第七十五話 農薬が欲しいです

 盛夏の頃となり稲が母上のお腹よろしくすくすくと伸びてきている。このまま今年も豊作と思ったある日。


「殿、失礼致します」


「如何した?」


「浮塵子(うんか)が発生してございます」


「おお夏ウンカか。今年は稲病も少なくすみそうだな」


「父上、浮塵子とはなんでございましょう?」


 浮塵子、夏から秋にかけて発生する代表的な虫害だ。大きさは一分六厘(5mm弱)ほどの虫で、稲に付くという。夏浮塵子の場合はいもち病の被害が減るという。一方で秋浮塵子が発生すると坪がれという田に丸い穴が空いたように枯れた区画ができ、大幅な減収になるとのこと。


 浮塵子か、ぼんやり殺虫剤などを考えていたが少し急がなければならんな。しかしネオニコチノイド系農薬なんて当然今時代に作れるわけがない。タバコも未だ手に入れられてないのでニコチンを使用するのも不可能。どうにかならんかと思い雪や弥太郎に相談しに行く。


「ウンカですか」


「そう、なんかいい防除法ない?」


「前にも言ったけど、私は農業科ではないのよ?まぁそれはおいといて一番いいのは農薬ね」


「農薬なぁ……ネオニコチノイドはもちろん作れないしタバコもまだないんだけど何か手はないか?」


「たしか江戸時代には鯨油とか菜種油を数滴田んぼに垂らして、虫を叩き落とすってことをしてたような」


 どういう機序かしらんが、一つの方策になるか。大きな船が出来たら捕鯨もしようかな。
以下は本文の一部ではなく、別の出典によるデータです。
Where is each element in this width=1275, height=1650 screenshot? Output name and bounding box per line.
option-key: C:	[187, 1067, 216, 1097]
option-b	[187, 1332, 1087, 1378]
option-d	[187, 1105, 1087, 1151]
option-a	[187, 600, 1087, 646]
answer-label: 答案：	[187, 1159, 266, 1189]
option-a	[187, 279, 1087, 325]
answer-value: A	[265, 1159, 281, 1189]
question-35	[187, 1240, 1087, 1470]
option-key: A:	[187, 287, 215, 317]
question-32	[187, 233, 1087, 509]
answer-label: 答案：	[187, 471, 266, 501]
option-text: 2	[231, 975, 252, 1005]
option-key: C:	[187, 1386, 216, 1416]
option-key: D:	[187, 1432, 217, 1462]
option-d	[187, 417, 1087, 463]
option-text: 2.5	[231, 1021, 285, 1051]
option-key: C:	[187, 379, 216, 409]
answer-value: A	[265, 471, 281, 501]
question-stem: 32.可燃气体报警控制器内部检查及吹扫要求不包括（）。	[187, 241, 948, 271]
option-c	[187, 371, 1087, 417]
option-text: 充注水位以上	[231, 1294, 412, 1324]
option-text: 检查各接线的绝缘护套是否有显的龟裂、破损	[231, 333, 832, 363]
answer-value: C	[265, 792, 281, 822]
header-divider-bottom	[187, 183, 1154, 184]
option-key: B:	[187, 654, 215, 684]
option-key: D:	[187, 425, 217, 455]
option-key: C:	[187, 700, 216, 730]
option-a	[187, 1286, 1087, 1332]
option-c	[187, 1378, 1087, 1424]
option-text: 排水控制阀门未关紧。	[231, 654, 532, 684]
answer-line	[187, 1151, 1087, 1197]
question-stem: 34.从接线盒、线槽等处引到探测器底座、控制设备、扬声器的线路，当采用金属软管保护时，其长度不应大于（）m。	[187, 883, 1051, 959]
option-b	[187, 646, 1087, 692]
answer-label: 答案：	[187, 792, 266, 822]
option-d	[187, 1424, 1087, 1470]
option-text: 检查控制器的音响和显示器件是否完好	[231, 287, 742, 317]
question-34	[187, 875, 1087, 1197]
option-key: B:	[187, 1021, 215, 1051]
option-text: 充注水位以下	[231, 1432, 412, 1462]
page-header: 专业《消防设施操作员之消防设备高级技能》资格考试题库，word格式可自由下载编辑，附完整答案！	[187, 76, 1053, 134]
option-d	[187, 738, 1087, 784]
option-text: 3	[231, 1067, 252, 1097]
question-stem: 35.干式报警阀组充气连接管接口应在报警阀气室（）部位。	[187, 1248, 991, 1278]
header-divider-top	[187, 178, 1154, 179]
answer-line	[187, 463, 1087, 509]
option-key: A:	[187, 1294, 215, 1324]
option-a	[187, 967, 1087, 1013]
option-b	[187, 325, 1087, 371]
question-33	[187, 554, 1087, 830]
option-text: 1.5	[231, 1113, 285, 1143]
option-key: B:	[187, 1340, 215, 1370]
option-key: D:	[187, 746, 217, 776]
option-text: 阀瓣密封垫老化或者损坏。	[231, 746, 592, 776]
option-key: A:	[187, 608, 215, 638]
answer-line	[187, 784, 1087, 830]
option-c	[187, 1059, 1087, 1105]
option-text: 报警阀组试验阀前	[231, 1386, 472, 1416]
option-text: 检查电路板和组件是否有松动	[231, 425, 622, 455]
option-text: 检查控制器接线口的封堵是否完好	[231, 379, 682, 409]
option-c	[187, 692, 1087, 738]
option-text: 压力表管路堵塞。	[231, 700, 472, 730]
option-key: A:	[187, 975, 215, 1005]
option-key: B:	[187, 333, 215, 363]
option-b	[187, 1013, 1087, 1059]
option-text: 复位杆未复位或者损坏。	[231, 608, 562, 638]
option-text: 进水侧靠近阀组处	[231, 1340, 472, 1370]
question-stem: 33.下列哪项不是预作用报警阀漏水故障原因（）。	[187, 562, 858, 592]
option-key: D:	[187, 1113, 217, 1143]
「あと、水がしっかり張ってある田んぼのほうがウンカ被害でやすいのよ」


「なんで?」


「さあ、詳しいことはわかんないけど、選択してた講義でそんなこと言ってた気がする」


 中干しとはまた違うようだが、乾田化したほうがいいのは間違いなさそうだな。暗渠はともかく土入れしてすこし排水しやすいようにしたほうがいいかな。


「んじゃあ来年、一部の田んぼを乾田化して効果をみて見るか」


 するとしても一枚か二枚くらいだけど、ところどころ穴を開けた樋を田んぼに埋めて排水できるようにしてみよう。


「それよりさ!若様、私にも馬がほしいです!」


 母上が横乗りしてたのを見たのも一因だが、巴御前よろしく騎馬で駆けたいという。


「巴御前って……」


「なにかおかしいかしら?」


「いやよく勘違いされるけど、巴御前は実在性が疑問視されてるよ」


 雪がまさに青天の霹靂といった感じの表情をしている。


「え、じゃあ木曽義仲の奥さんって?」


「はっきりとした史料はなかったかな。少なくとも吾妻鏡には巴御前は出てきていないんだ。もっとも鎌倉幕府が作った歴史書なんで正確ではないかもしれないけど」


「でも平家物語では出てくるよね?」


「そうだけど、義仲の最期にちらっと出てくるだけだからなぁ」


 源平盛衰記にはもう少し詳述されているが、板額御前と浅利義遠の逸話に似ていることから板額御前をモデルに創作された可能性がある。と言われているんだっけか。


「でもモデルになるような女武者はいたのね」


「まあね……何が言いたい?」


「あら、わかっているくせに」


「清之の許可が出ればな」


 この時代は男女同権ではないし、そもそも人権なんて無いから慰み者にされるかもしれない。


「もしかしたら、くっころ!になるかもしれんけどいいのか?」


「じゃあ戦場に出るときはしっかり男装していくわね」


 そういうことでは無いように思うけど、まあ男装は妊娠出産とならび女性にしかできない女らしさの極地でもある、かな。男装の麗人とかいいよね。